Mario is in a unique spot for the racing history books. He really wasn't the best IndyCar driver (Foyt IMO) wasn't the best in F1, or Nascar, or Sprint cars. But he may be the best racer ever.
Meh, every year in every series, worthy drivers are left out of the musical chairs. If anything, F1 needs to get back to 26 cars. But, the way the series is going, where you have to have factory support or be a direct factory team, and until they restructure the team payments to have teams be viable for several years to try and establish themselves, we won't see more than 20 cars most likely moving forward. Factories really don't want much to do with F1. MB is getting bored, Audi thought about it, Porsche thought about it. Aston Martin is doing it in name....but for how long. I still feel that F1 should be about some tech, not space race tech, and driver skill. Leave the hyper-tech and tree-hugging aspects of hybrids to WEC, where road car applicability is more of a straight line. Go back to normally aspirated engines, remove some of the aero, make the cars a handful to drive again at the limit, ditch some of the driver aids and fake passing aids, and get back to racing. Danny Ric was told he had a penalty and he said he would drive faster, and he did. Twatter was alight with "why didn't he just drive faster from the start?" Driving to conserve tires and engine parts to make their four PU max requirements have not helped the sport. Those that watched back in the 1980's, Nigel would finish races absolutely knackered. Senna screamed at his Dad to not touch him after a race he was so sore from fighting his car stuck in gear. Drivers now can mainly have a normal conversation during the entire race. Only rarely do you get the "shut up, I am focusing" retort. Drivers now barely are sweating at the end of the race. (yes, I know professional fitness is now more a thing than back in the day, when drivers would light up a dart the second they were not in the car). Wow, this went "Get off my lawn" quickly........wasn't the intention when I started it. Bottom lining it.....F1 needs more teams that can stick around and they need to restructure the rules and payment to make that happen.

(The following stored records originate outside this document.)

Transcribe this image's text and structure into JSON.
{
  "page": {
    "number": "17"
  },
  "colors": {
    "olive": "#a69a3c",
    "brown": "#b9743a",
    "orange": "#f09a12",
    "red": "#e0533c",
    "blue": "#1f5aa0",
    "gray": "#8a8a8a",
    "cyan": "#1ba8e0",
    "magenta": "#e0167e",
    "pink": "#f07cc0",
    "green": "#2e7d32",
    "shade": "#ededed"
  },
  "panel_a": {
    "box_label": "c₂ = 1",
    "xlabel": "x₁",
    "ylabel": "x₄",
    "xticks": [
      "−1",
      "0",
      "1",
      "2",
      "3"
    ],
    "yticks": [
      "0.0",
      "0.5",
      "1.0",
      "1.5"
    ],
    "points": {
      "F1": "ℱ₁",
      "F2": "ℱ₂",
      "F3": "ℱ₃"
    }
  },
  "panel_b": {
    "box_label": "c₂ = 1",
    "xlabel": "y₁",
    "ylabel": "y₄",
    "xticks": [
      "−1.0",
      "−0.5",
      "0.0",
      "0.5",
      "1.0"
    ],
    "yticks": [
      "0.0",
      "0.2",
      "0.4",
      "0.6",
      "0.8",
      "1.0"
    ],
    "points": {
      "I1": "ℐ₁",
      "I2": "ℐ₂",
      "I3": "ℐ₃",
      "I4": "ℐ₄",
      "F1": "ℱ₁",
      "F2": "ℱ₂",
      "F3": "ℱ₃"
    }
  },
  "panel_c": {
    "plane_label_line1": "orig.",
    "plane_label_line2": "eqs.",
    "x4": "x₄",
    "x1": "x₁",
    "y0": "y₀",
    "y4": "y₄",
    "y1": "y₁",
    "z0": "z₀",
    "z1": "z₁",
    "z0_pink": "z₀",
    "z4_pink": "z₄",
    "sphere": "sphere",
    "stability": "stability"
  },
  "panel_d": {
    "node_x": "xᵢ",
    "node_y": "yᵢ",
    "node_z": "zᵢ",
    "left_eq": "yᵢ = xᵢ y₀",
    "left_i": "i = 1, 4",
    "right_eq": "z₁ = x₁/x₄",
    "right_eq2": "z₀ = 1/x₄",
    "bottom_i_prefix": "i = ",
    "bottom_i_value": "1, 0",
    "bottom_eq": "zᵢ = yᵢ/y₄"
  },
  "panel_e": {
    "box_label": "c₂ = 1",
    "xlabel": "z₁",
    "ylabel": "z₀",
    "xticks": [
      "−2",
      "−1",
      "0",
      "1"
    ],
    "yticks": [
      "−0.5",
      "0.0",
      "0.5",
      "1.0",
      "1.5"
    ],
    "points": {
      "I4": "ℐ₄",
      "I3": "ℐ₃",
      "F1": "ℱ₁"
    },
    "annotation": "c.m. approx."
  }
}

Did anyone see an explanation for why no practice today? Seems odd, haven't been on that track in awhile...
Because they seriously thought the transporters could not make it from Portugal to Imola in just two days. Not sure why other back to back events didn't have these issues. The teams have two or three paddock setups moving around the world in a normal year anyway. Some are freighted and others are driven. We use to have to go from Barber to Fontana back to back, and then have a week off from Fontana to the round at Laguna. How did that make scheduling sense?
Huh? It's like traveling from Michigan to Florida. If 80 year old snow birds can do that in 2.5 days a professional lorry driver should be able to in 2 days.
Well unlike the US, that distance means driving across like 3 other countries (Portugal > Spain > France > Italy), and with Covid, I'm sure the borders are slower getting through.
Unless you're a top talent at a manufacturer team, it's really a money game. Kimi probably is the only reason anybody cares about Sauber, while I'm betting Alfa put in their sponsorship contract that AG (or some other Italian) was at the wheel. Hell, even Kubica was able to elbow his way into a test drive seat at Sauber w/ his Polish oil money.
You are probably just joking (?), but my experience is 180 degrees opposite (England, Portugal, Spain, Botswana, Croatia, Australia). It's so obvious it takes 5 minutes to be glaring.
Bottas has this stupid habit of pulling out to fake a pass, being far too far back to actually do anything, then being off line for the next corner and losing several car lengths. Did it again two corners after the restart today.